The World Jewish Congress said Wednesday it had written to Spanish Prime Minister Mariano Rajoy protesting the cancellation of a concert by Jewish-American singer Matisyahu at a reggae festival because he declined to state his position regarding a Palestinian state.
Congress President Ronald S. Lauder called on Rajoy to condemn the cancellation, adding that the "scandalous behavior" of Rototom Sunsplash festival organizers demanded firm action by Spain.
In the letter sent Tuesday, Lauder said the decision's "anti-Semitic overtones are not in Spain's best interests," adding that the Jewish community in Spain and worldwide were deeply troubled by the incident.
Lauder praised Spain for taking steps recently to improve relations with the Jewish community, most notably with the passing of a law setting a citizenship path for descendants of Sephardic Jews forced to flee the country in 1492.
The World Jewish Congress suggested Spain should consider recuperating public funding for the festival, being held this week in eastern Spain.
Spain's Foreign Ministry issued a statement Tuesday evening, criticizing the cancellation, saying the organizers' demands made only of Matisyahu were an "assault on conscience.”
It said Spain understood the Jewish community’s unease, adding that Spain opposed boycott campaigns against Israel. It reiterated its support for a Palestinian state through negotiations.
Festival organizers said they canceled the Aug. 22 concert because Matisyahu refused to state his positon regarding the Israeli-Palestinian conflict and the issue of a Palestinian state. He was the only artist asked to do so.
They said the festival has always supported the Palestinian people's rights and denied that the decision was a result of a boycott campaign against Matisyahu's participation by a Spanish branch of the pro-Palestinian Boycott, Divestment and Sanctions Movement.
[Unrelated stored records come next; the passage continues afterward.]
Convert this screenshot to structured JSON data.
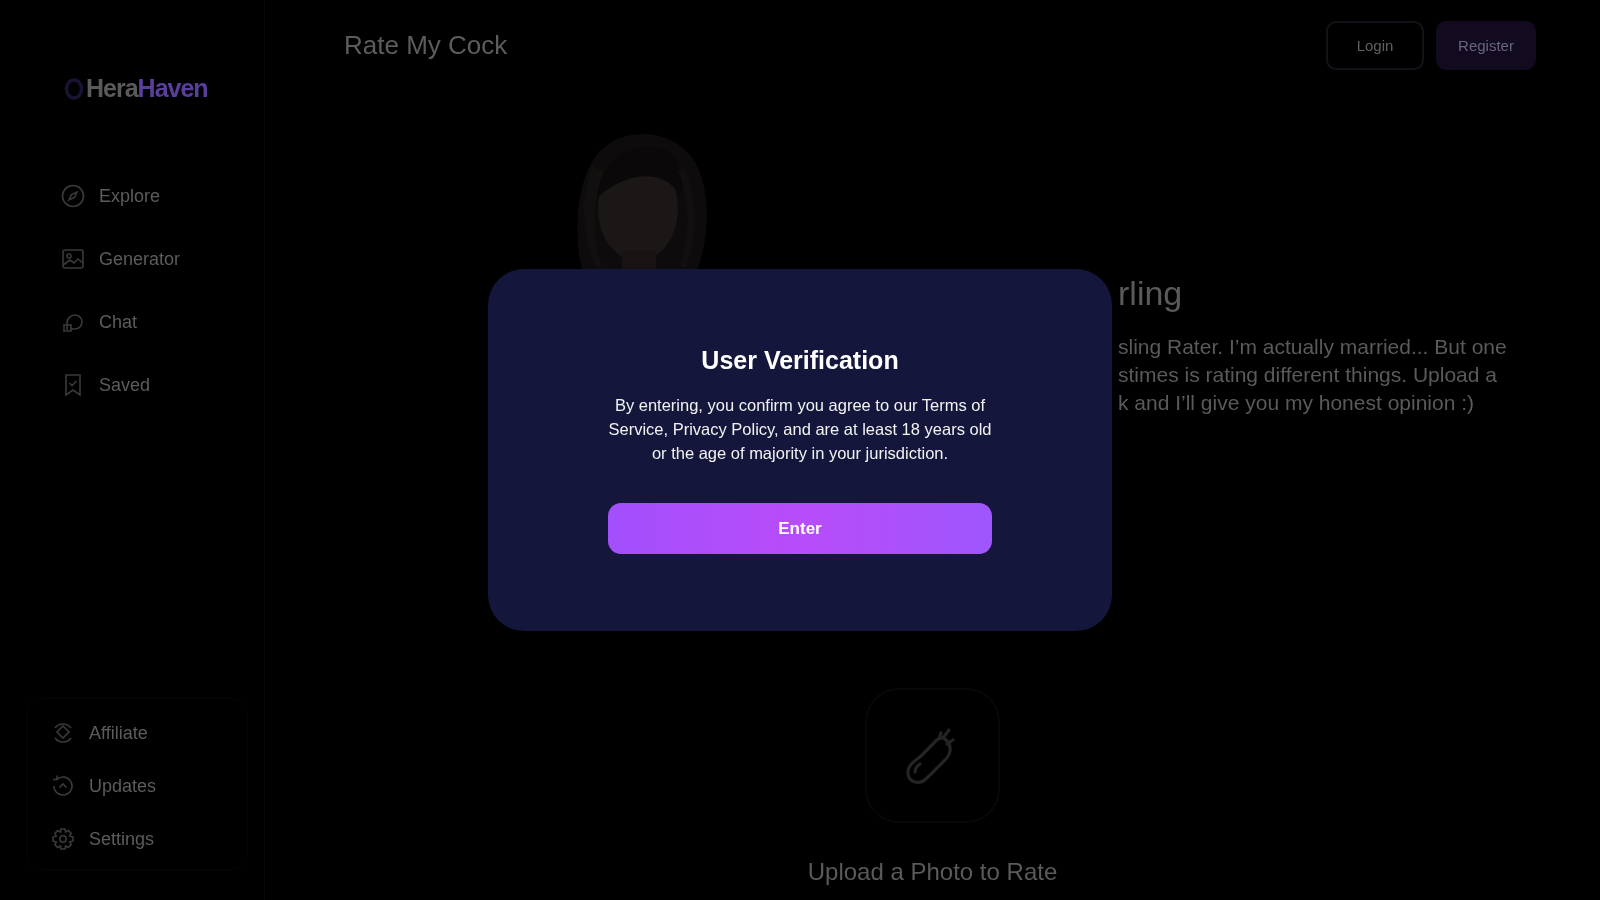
{
  "sidebar": {
    "logo": {
      "part_1": "Hera",
      "part_2": "Haven"
    },
    "nav": [
      {
        "label": "Explore"
      },
      {
        "label": "Generator"
      },
      {
        "label": "Chat"
      },
      {
        "label": "Saved"
      }
    ],
    "footer_nav": [
      {
        "label": "Affiliate"
      },
      {
        "label": "Updates"
      },
      {
        "label": "Settings"
      }
    ]
  },
  "header": {
    "title": "Rate My Cock",
    "buttons": [
      {
        "label": "Login",
        "kind": "outline"
      },
      {
        "label": "Register",
        "kind": "filled"
      }
    ]
  },
  "profile": {
    "name": "rling",
    "bio_lines": [
      "sling Rater. I’m actually married... But one",
      "stimes is rating different things. Upload a",
      "k and I’ll give you my honest opinion :)"
    ]
  },
  "upload": {
    "label": "Upload a Photo to Rate"
  },
  "modal": {
    "title": "User Verification",
    "text": "By entering, you confirm you agree to our Terms of Service, Privacy Policy, and are at least 18 years old or the age of majority in your jurisdiction.",
    "button": "Enter"
  }
}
On his Facebook page, Matisyahu, whose name is Matthew Miller, said Monday that the festival organizers were pressured by the pro-Palestinian group and wanted him "to write a letter, or make a video, stating my positions on Zionism and the Israeli-Palestinian conflict to pacify the BDS people."
"I support peace and compassion for all people. My music speaks for itself, and I do not insert politics into my music," he said.